In Jean-Luc Godard's Bande à part (1964) Anna Karina dances the Madison with Danielle Girard and Sami Frey (see the still below). I may be biased (she was my First Great Crush), but I reckon this is unquestionably the best dance scene in cinema. Was there ever a cooler, sexier film star than Anna Karina? Take a look before you read this blog and ask yourself - wouldn't you rather be there, in that smoky bar with an intermittent jukebox, than wherever you are right now?
She will, improbably, be 73 later this month. She was Godard's muse, in the days when directors had muses and films were made by and for grown-ups. She was also his wife for five tumultuous years. Think of their collaborations - Le petit soldat and Une femme est une femme (both 1960), Vivre sa vie (1962), Alphaville and Pierrot le fou (both 1965) and Made in U.S.A. (1966) - that's quite a haul.

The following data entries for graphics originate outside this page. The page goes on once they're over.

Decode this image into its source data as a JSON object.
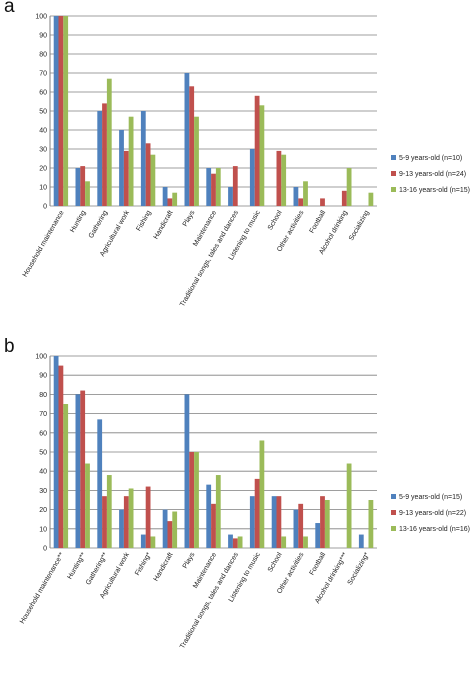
{
  "chart_data": [
    {
      "panel": "a",
      "type": "bar",
      "ylim": [
        0,
        100
      ],
      "yticks": [
        "0",
        "10",
        "20",
        "30",
        "40",
        "50",
        "60",
        "70",
        "80",
        "90",
        "100"
      ],
      "grid": true,
      "legend_position": "right",
      "categories": [
        "Household maintenance",
        "Hunting",
        "Gathering",
        "Agricultural work",
        "Fishing",
        "Handicraft",
        "Plays",
        "Maintenance",
        "Traditional songs, tales and dances",
        "Listening to music",
        "School",
        "Other activities",
        "Football",
        "Alcohol drinking",
        "Socializing"
      ],
      "series": [
        {
          "name": "5-9 years-old (n=10)",
          "color": "#4F81BD",
          "values": [
            100,
            20,
            50,
            40,
            50,
            10,
            70,
            20,
            10,
            30,
            0,
            10,
            0,
            0,
            0
          ]
        },
        {
          "name": "9-13 years-old (n=24)",
          "color": "#C0504D",
          "values": [
            100,
            21,
            54,
            29,
            33,
            4,
            63,
            17,
            21,
            58,
            29,
            4,
            4,
            8,
            0
          ]
        },
        {
          "name": "13-16 years-old (n=15)",
          "color": "#9BBB59",
          "values": [
            100,
            13,
            67,
            47,
            27,
            7,
            47,
            20,
            0,
            53,
            27,
            13,
            0,
            20,
            7
          ]
        }
      ]
    },
    {
      "panel": "b",
      "type": "bar",
      "ylim": [
        0,
        100
      ],
      "yticks": [
        "0",
        "10",
        "20",
        "30",
        "40",
        "50",
        "60",
        "70",
        "80",
        "90",
        "100"
      ],
      "grid": true,
      "legend_position": "right",
      "categories": [
        "Household maintenance**",
        "Hunting**",
        "Gathering**",
        "Agricultural work",
        "Fishing*",
        "Handicraft",
        "Plays",
        "Maintenance",
        "Traditional songs, tales and dances",
        "Listening to music",
        "School",
        "Other activities",
        "Football",
        "Alcohol drinking***",
        "Socializing*"
      ],
      "series": [
        {
          "name": "5-9 years-old (n=15)",
          "color": "#4F81BD",
          "values": [
            100,
            80,
            67,
            20,
            7,
            20,
            80,
            33,
            7,
            27,
            27,
            20,
            13,
            0,
            7
          ]
        },
        {
          "name": "9-13 years-old (n=22)",
          "color": "#C0504D",
          "values": [
            95,
            82,
            27,
            27,
            32,
            14,
            50,
            23,
            5,
            36,
            27,
            23,
            27,
            0,
            0
          ]
        },
        {
          "name": "13-16 years-old (n=16)",
          "color": "#9BBB59",
          "values": [
            75,
            44,
            38,
            31,
            6,
            19,
            50,
            38,
            6,
            56,
            6,
            6,
            25,
            44,
            25
          ]
        }
      ]
    }
  ],
  "panels": [
    {
      "letter": "a"
    },
    {
      "letter": "b"
    }
  ],
  "colors": {
    "grid": "#7f7f7f",
    "axis": "#7f7f7f",
    "background": "#ffffff"
  }
}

Yet in 1962 and at the height of her fame she also appeared alongside Bob Monkhouse and Hattie Jacques in She'll Have to Go, a witless British farce that I've never seen and hope I never will. She survived the indignity and, following her divorce from Godard, went on to work with some heavyweight directors - Jacques Rivette, Luchino Visconti, George Cukor and Tony Richardson and Rainer Werner Fassbinder's (Chinese Roulette, 1976). But the Godard films are her most coherent and cherishable legacy, proof of how good things can be when the right people work together.
I don't intend to brood on the lamentable decline in film since the glory days of the nouvelle vague and the pitifully homogenised quality of today's actresses. Gwyneth Paltrow? You must be joking.